The City Council’s planning committee on 23 July had approved plans for a regeneration scheme which would have seen 150 new high-quality homes built, the refurbishment of 37 terraced properties and the demolition of 280 homes. The frontage of Ringo Starr's birthplace in Madryn Street will remain.
Mayor Anderson said: “These proposals were drawn up after extensive consultation with residents. It is residents that have been badly let down by this decision."
Planning Minister Nick Boles said: "The government is committed to giving power to councils and communities to decide their own planning decisions and only calls-in cases very rarely.
"Each case is always carefully considered on its own facts.
"The Welsh Streets application has attracted national controversy and has broader implications for the historic environment. It involves issues of more than local importance."
Pickles said arrangements for the public inquiry "will be made shortly" and details advertised locally nearer the time.
Anderson urged: “We’ve been forced into this and so it must take place as quickly as possible. The uncertainty that this community have faced for far too long shouldn’t be prolonged for a moment longer than it needs to be."
The case for keeping
Dingle supporters of the Plus Dane plan say their lives have been blighted for 13 years, forcing them to live in a rat invested environment in damp and squalid homes, but heritage campaigners believe there is a middle way.

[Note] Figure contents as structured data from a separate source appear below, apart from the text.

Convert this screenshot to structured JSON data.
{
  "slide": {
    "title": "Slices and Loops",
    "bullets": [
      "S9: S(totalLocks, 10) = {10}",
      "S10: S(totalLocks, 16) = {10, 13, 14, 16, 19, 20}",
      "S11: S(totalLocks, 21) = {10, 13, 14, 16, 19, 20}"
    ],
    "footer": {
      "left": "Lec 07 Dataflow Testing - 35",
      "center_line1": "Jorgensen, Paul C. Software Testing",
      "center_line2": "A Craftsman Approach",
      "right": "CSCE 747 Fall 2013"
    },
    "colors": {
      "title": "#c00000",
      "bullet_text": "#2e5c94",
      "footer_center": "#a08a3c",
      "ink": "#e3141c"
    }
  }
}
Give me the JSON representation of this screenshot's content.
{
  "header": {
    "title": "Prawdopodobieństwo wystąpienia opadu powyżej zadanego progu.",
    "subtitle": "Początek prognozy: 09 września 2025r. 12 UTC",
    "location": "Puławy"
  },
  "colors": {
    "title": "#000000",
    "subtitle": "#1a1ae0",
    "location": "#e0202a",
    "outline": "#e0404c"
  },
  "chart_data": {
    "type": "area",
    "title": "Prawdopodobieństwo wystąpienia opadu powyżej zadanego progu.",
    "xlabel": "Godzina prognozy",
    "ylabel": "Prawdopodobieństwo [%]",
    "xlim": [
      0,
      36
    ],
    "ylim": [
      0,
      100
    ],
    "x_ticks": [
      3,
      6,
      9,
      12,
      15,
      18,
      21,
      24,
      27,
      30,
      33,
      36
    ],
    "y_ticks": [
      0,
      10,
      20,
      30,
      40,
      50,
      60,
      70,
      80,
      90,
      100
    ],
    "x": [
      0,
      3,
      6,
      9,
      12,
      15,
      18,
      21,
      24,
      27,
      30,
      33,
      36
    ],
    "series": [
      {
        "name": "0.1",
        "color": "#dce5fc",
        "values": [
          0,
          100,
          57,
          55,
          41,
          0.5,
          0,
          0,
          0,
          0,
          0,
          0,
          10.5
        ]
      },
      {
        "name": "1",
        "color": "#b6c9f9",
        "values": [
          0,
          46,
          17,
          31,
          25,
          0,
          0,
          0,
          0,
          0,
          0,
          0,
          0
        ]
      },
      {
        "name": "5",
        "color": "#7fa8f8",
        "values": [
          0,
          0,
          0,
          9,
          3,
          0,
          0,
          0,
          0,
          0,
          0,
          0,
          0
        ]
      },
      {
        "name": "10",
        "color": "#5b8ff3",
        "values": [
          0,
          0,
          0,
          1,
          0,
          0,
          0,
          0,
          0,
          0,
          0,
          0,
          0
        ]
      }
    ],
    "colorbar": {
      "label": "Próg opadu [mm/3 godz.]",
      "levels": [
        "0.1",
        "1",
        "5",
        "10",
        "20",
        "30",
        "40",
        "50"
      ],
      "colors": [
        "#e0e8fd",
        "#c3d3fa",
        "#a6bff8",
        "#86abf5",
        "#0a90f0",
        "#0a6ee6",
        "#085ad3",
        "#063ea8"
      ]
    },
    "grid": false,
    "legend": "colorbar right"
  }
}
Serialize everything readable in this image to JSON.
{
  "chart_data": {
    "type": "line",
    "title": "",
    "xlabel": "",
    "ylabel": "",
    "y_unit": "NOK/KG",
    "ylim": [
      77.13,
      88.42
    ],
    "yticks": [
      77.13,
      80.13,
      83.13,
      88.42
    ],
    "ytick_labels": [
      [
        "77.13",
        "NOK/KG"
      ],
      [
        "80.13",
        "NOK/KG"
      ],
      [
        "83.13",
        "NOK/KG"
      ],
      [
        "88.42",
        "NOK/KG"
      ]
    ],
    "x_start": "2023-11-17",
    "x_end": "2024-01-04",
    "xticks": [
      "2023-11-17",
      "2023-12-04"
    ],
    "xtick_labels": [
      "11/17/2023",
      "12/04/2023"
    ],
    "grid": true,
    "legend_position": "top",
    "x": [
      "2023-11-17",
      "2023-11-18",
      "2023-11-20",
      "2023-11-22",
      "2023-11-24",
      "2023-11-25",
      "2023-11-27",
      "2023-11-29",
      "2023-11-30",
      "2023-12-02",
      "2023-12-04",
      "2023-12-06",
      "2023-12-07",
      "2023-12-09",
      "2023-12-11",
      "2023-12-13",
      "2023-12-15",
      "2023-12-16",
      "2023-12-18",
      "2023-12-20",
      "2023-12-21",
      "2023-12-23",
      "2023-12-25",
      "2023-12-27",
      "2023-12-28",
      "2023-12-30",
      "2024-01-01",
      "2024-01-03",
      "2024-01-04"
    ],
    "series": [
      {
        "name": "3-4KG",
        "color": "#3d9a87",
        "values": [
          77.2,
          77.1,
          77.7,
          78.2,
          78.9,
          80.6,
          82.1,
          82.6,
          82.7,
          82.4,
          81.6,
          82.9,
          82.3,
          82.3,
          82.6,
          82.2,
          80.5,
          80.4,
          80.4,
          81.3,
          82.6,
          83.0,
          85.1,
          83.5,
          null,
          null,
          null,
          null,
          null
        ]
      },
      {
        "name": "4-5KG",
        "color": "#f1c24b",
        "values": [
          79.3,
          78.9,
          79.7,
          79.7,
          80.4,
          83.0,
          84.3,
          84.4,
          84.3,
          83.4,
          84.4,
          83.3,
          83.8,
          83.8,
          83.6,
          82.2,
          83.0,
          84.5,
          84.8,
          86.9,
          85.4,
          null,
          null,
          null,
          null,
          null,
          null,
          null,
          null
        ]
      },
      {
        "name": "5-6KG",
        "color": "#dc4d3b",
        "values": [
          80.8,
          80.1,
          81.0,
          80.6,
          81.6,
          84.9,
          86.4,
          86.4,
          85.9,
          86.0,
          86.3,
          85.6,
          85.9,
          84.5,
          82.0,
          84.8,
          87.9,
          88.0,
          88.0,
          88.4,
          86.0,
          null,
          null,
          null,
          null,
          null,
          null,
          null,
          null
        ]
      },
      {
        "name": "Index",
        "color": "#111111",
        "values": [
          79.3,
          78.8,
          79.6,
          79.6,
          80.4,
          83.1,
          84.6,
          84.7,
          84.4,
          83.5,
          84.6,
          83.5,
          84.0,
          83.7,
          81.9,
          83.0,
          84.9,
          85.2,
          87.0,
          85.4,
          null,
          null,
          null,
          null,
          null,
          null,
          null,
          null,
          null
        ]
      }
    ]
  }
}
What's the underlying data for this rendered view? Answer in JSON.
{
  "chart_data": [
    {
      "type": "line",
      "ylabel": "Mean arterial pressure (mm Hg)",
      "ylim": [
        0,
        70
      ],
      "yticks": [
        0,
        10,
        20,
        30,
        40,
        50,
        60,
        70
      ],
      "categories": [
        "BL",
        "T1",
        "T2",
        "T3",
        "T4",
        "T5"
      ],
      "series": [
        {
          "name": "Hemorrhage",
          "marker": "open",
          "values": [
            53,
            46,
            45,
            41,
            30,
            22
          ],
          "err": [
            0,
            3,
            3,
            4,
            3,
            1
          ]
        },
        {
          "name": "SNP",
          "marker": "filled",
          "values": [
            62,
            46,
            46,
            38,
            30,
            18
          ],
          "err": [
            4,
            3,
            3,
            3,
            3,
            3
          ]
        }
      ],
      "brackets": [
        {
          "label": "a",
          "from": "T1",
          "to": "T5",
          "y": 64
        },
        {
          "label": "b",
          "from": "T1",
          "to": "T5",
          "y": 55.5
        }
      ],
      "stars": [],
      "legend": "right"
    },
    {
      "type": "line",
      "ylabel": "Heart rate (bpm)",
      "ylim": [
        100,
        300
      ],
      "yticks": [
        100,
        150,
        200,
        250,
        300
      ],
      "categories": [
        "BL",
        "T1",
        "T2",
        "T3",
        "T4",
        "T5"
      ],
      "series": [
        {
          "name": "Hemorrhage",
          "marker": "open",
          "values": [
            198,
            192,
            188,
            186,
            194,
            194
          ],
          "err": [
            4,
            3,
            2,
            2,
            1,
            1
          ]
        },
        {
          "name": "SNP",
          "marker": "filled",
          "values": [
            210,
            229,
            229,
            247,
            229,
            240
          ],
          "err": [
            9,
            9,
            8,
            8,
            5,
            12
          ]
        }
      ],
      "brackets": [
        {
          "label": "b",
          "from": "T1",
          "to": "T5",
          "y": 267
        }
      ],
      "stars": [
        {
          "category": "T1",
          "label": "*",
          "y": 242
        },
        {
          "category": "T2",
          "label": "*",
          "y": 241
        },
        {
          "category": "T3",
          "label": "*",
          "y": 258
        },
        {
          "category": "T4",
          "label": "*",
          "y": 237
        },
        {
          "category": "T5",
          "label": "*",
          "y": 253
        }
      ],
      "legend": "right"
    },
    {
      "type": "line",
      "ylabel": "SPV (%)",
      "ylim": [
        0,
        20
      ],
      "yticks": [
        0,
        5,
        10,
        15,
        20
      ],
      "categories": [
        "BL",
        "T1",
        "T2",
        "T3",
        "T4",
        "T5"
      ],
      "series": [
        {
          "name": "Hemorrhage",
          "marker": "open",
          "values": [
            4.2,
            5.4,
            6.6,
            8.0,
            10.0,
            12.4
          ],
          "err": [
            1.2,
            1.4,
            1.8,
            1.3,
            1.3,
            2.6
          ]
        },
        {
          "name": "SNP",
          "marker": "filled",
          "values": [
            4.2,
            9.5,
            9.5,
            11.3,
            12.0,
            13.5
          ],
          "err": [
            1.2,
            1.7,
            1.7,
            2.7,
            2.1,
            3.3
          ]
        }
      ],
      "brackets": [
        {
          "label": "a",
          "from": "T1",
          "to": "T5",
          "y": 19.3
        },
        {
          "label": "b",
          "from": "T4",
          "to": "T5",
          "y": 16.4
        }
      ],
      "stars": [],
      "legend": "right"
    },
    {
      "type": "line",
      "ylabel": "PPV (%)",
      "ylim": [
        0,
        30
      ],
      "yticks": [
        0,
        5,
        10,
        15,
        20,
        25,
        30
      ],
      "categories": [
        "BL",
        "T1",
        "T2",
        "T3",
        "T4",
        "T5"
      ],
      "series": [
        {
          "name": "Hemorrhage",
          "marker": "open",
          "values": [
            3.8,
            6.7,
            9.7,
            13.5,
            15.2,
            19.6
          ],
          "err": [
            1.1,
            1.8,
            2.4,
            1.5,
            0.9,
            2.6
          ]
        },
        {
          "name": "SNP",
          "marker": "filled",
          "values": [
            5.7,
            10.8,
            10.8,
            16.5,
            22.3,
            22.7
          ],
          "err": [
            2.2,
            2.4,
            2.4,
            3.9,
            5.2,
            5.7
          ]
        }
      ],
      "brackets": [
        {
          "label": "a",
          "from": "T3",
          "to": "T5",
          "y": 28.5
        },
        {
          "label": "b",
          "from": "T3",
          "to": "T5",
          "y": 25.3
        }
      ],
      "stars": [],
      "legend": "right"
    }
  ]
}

Jonathan Brown told Confidential in July: “We are not opposing people having new homes if that is what they want, but there is scope here to save far more houses. As things stand fewer than 10 percent of the houses in the Welsh Street area will be refurbished and the rest cleared. It has already cost at least £20m just to buy and board up these houses. This has been a policy of managed decline.”
Clementine Cecil, of Save Britain’s Heritage, added at the time: “It has been demonstrated around the country that if there is a will, old houses are capable of being restored and re-used,” she said. “It could happen her in the Welsh streets... If every one of the houses in Welsh streets were restored there would be more than enough people eager to move in.”